Andrew Bird chronology
|  | Music of Hair (1996) | Thrills (1998) |

= Music of Hair =

Music of Hair is the debut studio album by the American singer-songwriter Andrew Bird, released in 1996. The tracks featured were written in Bird's early twenties, and the album was released when he was 23. The album features contributions from musicians Colin Bunn, Dave Dieckmann, Kat Eggleston, Al Ehrich, Kevin O'Donnell; and, James "Jimbo" Mathus, Katharine Whalen and Chris Phillips from Squirrel Nut Zippers.

The title of the album is a reference to Galway Kinnell's poem, "Wait". This poem is also used for the lyrics in the song "Wait," on the album Oh! The Grandeur.

==Track listing==

| No. | Title | Writer(s) | Length |
|---|---|---|---|
| 1. | "Nuthinduan Waltz" | melody: Traditional; lyrics: Andrew Bird | 4:58 |
| 2. | "Ambivalence Waltz" |  | 2:27 |
| 3. | "Oh So Insistent" |  | 3:52 |
| 4. | "Rhodéàöh" |  | 4:41 |
| 5. | "Two Sisters" | theme: Traditional; music and lyrics: Andrew Bird | 4:17 |
| 6. | "St.

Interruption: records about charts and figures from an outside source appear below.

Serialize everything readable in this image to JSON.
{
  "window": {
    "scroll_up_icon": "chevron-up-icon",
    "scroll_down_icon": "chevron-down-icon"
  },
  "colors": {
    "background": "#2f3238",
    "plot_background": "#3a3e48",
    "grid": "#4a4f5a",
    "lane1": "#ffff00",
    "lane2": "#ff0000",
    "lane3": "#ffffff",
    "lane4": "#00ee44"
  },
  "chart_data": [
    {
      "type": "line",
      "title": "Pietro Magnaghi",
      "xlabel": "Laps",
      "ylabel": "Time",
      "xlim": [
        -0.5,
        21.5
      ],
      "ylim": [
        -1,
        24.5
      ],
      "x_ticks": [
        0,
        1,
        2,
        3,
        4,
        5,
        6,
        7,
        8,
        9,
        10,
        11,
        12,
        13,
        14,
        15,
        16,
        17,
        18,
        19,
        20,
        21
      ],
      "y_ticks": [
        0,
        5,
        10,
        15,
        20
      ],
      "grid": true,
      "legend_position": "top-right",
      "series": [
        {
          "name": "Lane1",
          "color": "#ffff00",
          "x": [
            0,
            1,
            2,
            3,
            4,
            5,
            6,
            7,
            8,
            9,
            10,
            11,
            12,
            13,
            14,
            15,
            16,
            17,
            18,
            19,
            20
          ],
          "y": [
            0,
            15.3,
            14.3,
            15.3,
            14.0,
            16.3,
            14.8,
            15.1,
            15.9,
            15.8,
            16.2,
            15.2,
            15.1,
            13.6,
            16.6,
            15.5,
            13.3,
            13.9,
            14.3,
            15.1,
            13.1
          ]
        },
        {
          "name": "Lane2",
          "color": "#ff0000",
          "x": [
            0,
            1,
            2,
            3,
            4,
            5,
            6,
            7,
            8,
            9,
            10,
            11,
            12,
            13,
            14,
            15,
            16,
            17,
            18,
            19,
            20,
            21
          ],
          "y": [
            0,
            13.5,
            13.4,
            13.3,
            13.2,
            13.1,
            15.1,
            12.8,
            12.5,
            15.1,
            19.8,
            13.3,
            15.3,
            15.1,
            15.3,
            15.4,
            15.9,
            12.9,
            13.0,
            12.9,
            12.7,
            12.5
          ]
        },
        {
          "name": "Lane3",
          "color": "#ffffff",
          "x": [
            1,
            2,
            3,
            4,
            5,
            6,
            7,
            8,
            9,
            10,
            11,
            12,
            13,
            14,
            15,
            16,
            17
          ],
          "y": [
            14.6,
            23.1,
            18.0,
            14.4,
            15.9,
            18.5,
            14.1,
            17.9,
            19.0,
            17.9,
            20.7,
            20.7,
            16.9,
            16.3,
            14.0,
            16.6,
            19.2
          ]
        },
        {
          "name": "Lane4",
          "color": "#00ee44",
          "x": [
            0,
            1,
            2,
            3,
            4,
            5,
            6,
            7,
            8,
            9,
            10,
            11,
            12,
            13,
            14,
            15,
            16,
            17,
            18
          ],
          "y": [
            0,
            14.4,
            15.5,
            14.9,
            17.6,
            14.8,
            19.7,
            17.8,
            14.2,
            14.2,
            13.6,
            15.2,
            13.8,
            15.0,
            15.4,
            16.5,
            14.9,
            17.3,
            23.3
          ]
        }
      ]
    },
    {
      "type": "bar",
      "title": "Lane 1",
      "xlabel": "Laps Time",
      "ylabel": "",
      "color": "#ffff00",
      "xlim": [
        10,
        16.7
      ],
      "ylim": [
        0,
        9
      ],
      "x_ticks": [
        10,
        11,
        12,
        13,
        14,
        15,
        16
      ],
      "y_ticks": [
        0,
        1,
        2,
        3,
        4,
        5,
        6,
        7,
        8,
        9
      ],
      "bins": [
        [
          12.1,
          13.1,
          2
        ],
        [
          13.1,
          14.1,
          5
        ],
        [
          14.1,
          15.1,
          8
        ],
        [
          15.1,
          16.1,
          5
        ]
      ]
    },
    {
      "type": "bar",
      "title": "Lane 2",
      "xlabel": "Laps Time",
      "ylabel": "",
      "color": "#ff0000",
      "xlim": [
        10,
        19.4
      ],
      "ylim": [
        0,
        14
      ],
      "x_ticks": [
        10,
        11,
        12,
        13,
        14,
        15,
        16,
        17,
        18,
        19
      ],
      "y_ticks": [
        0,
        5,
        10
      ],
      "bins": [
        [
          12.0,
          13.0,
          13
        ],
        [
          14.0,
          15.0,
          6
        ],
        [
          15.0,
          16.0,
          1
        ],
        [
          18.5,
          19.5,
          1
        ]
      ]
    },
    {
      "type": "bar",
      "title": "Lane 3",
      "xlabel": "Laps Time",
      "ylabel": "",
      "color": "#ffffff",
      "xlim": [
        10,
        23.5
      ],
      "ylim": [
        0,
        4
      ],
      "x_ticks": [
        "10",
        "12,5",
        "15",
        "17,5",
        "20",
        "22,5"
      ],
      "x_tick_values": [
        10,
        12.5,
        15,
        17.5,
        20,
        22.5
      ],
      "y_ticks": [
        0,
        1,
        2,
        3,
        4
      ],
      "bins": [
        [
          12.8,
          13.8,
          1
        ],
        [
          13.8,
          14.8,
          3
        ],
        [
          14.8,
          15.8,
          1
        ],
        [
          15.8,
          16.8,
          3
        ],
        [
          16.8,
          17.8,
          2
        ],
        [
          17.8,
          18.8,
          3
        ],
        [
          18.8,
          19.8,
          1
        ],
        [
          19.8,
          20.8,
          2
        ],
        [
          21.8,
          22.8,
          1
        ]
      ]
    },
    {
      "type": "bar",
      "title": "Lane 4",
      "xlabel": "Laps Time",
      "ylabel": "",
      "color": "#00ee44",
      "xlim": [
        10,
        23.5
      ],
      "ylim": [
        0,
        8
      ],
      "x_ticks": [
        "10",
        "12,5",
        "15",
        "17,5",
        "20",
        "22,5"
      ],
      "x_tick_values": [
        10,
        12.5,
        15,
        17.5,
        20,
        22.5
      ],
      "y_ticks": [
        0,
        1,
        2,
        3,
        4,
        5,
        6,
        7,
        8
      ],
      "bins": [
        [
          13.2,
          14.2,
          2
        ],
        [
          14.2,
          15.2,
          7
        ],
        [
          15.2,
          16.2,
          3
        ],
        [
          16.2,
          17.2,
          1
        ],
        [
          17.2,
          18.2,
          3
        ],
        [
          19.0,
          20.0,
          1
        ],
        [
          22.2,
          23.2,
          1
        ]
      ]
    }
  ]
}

Francis Reel" |  | 3:08 |
| 7. | "Ratitat/Peter's Wolf/Oblivious Reel" | "Ratitat" - Traditional | 5:17 |
| 8. | "The Greenhorn/Exile of Erin/Glasgow Reel" | "Exile of Erin" and "Glasgow Reel" - Traditional | 4:15 |
| 9. | "Pathetique" | text: "Ich Grolle Nicht" - Heinrich Heine; music: Andrew Bird | 4:07 |
| 10. | "Song of Foot" | "Feet of Mad Shak Dance" - Kevin O'Donnell | 2:55 |
| 11. | "Minor Beatrice" | "Danse Juba" passage - Traditional; string quartet passage - Maurice Ravel | 9:58 |
| 12. | "Oh So Sad" |  | 5:49 |

==Other appearances==

- Re-recorded versions of the songs "Nuthinduan Waltz" and "Pathetique" are found on the album Thrills.